Atribuye la denuncia a un afán de revancha de dos mujeres: la que fuera su pareja sentimental, a la que en un momento dado echó de casa, y a la madre de esta última -abuela de los menores con quien viven en Portugal desde muy  pequeños- porque en un momento dado quiso que los niños se quedaran a vivir con él en Celanova en tanto que ostentaba la custodia. 

Fernández Blanco dice que todo forma parte de un plan bien urdido -"la madre de los niños dijo que me arrruinaría la vida y que me metería en prisión para siempre cuando la eché de casa porque se drogaba y andaba liada con otro"-en el que le "comieron la cabeza a mis hijos" para perjudicarle. "Un día les invité a venir a una matanza a Celanova y le dije a la abuela que los niños se tenían que quedar conmigo, porque la custodia la tenía yo; entonces, la abuela se subió por las paredes y montaron una película: que yo les pegaba y que los violaba cuando ningún médico forense admitió los abusos sexuales ni nada de eso", explicó.

El juicio se celebró pese a la incomparecencia de la denunciante (la abuela) y los menores, quien un día antes, tal como reconoció el propio Paspayo, hablaron con normalidad con el padre. "Paso con ellos algún fin de semana", dijo.

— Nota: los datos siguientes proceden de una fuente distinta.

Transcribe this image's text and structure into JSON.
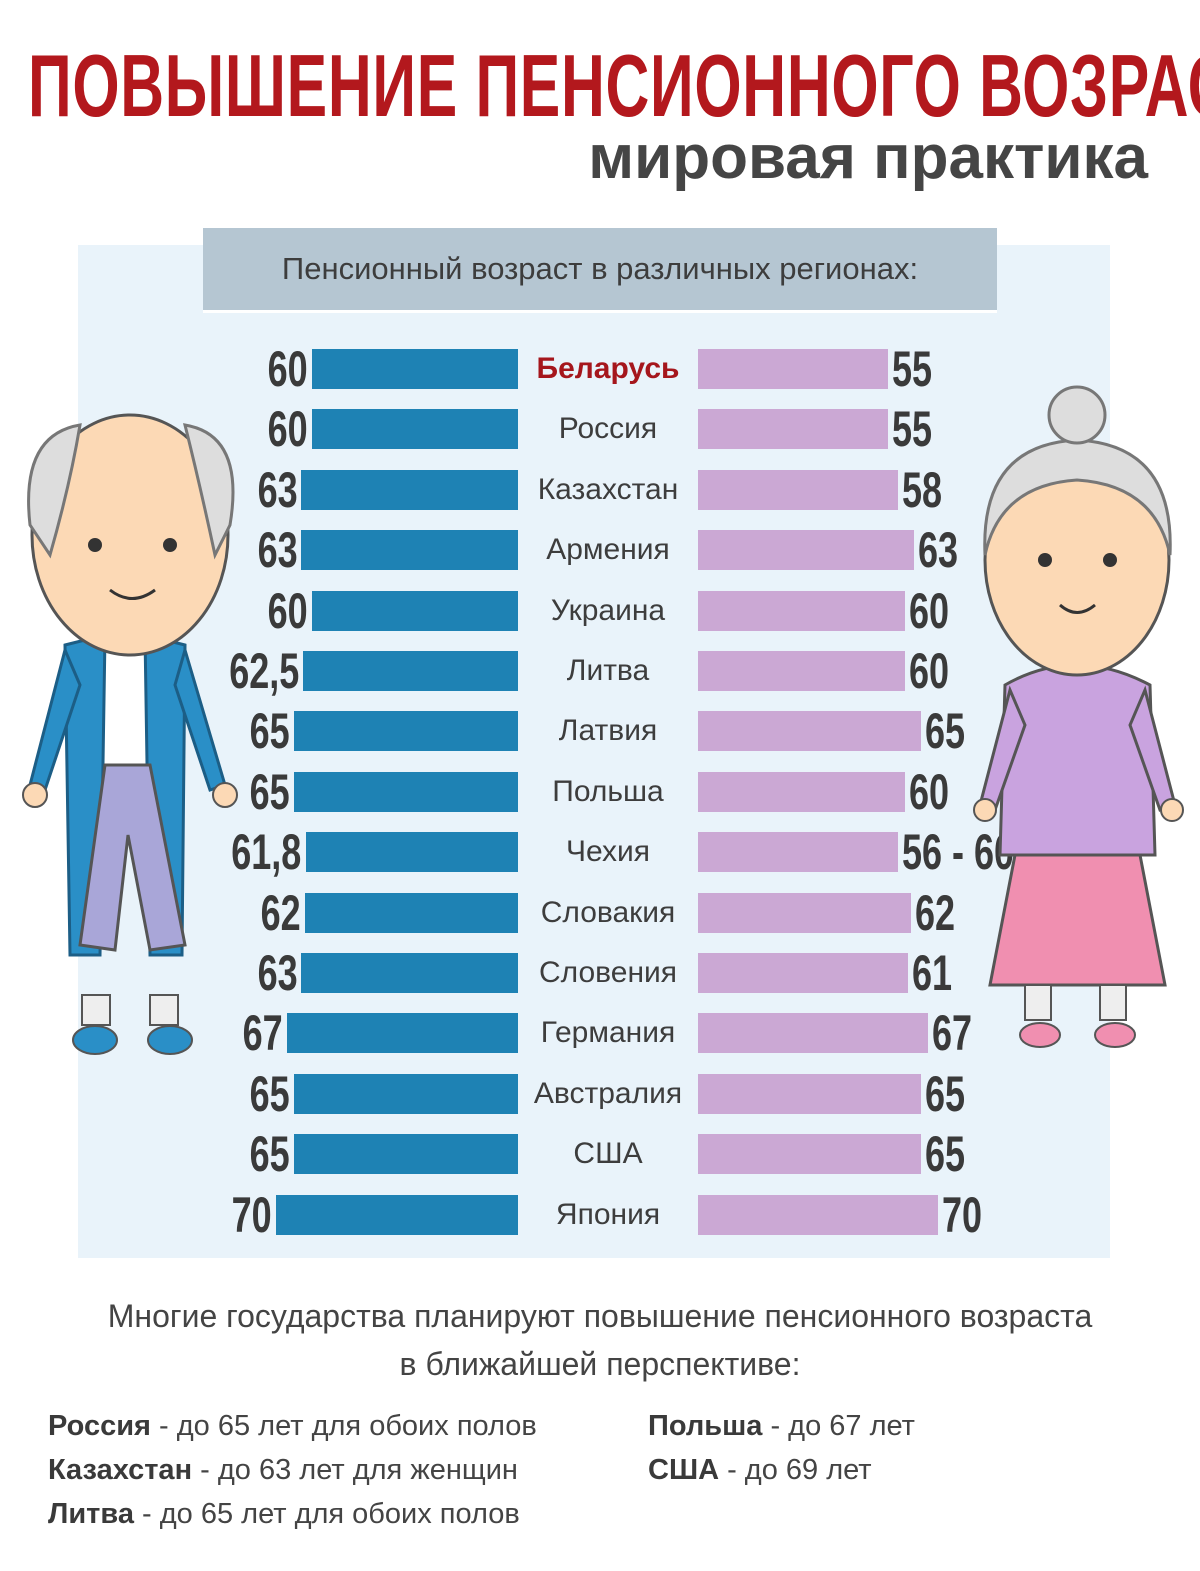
{
  "header": {
    "title": "ПОВЫШЕНИЕ ПЕНСИОННОГО ВОЗРАСТА -",
    "subtitle": "мировая практика"
  },
  "colors": {
    "title": "#b3181d",
    "male_bar": "#1e82b4",
    "female_bar": "#cba8d4",
    "panel": "#e9f3fa",
    "highlight": "#a5161c"
  },
  "chart_data": {
    "type": "bar",
    "title": "Пенсионный возраст в различных регионах:",
    "categories": [
      "Беларусь",
      "Россия",
      "Казахстан",
      "Армения",
      "Украина",
      "Литва",
      "Латвия",
      "Польша",
      "Чехия",
      "Словакия",
      "Словения",
      "Германия",
      "Австралия",
      "США",
      "Япония"
    ],
    "highlight": "Беларусь",
    "series": [
      {
        "name": "male",
        "values": [
          60,
          60,
          63,
          63,
          60,
          62.5,
          65,
          65,
          61.8,
          62,
          63,
          67,
          65,
          65,
          70
        ],
        "labels": [
          "60",
          "60",
          "63",
          "63",
          "60",
          "62,5",
          "65",
          "65",
          "61,8",
          "62",
          "63",
          "67",
          "65",
          "65",
          "70"
        ]
      },
      {
        "name": "female",
        "values": [
          55,
          55,
          58,
          63,
          60,
          60,
          65,
          60,
          58,
          62,
          61,
          67,
          65,
          65,
          70
        ],
        "labels": [
          "55",
          "55",
          "58",
          "63",
          "60",
          "60",
          "65",
          "60",
          "56 - 60",
          "62",
          "61",
          "67",
          "65",
          "65",
          "70"
        ]
      }
    ]
  },
  "footer": {
    "note_line1": "Многие государства планируют повышение пенсионного возраста",
    "note_line2": "в ближайшей перспективе:",
    "plans": [
      {
        "country": "Россия",
        "text": " - до 65 лет для обоих полов"
      },
      {
        "country": "Казахстан",
        "text": " - до 63 лет для женщин"
      },
      {
        "country": "Литва",
        "text": " - до 65 лет для обоих полов"
      },
      {
        "country": "Польша",
        "text": " - до 67 лет"
      },
      {
        "country": "США",
        "text": " - до 69 лет"
      }
    ]
  }
}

La fiscal reclamó una condena de 10 años de cárcel así como una medida de alejamiento/comunicación y la privación de la patria potestad. Sustenta la condena en el informe de las peritos lusas que reconocieron a las víctimas y que creen que su versión de los hechos es creíble.

La acusación pública sostiene que el acusado, entre diciembre de 2013 y marzo de 2015, periodo en el que los niño vivían en Celanova con sus dos progenitores, "José Fernández desarrolló hacia los menores un trato claramente vejatorio con la finalidad de menoscabar su integridad física y psíquica". La fiscal dice que prácticamente a diario los niños recibían golpes en cualquier parte del cuerpo y que el padre empleaba en ocasiones una cuerda, un palo, una escoba o un cinturón. 


Golpes con una escoba


La abuela, en la denuncia, llegó a referir que Paspayo pegó en una ocasión al niño con una escoba en la cabeza por no haber recogido la cocina. También  habló de una agresión a la pequeña con una cuerda.

En cuanto a los abusos, mantiene que sus hijos a veces dormían con él  -con  12 y 8 años- y que en alguna ocasión le llegó a tocar los genitales a la niña, que en ese momento tenía ocho años.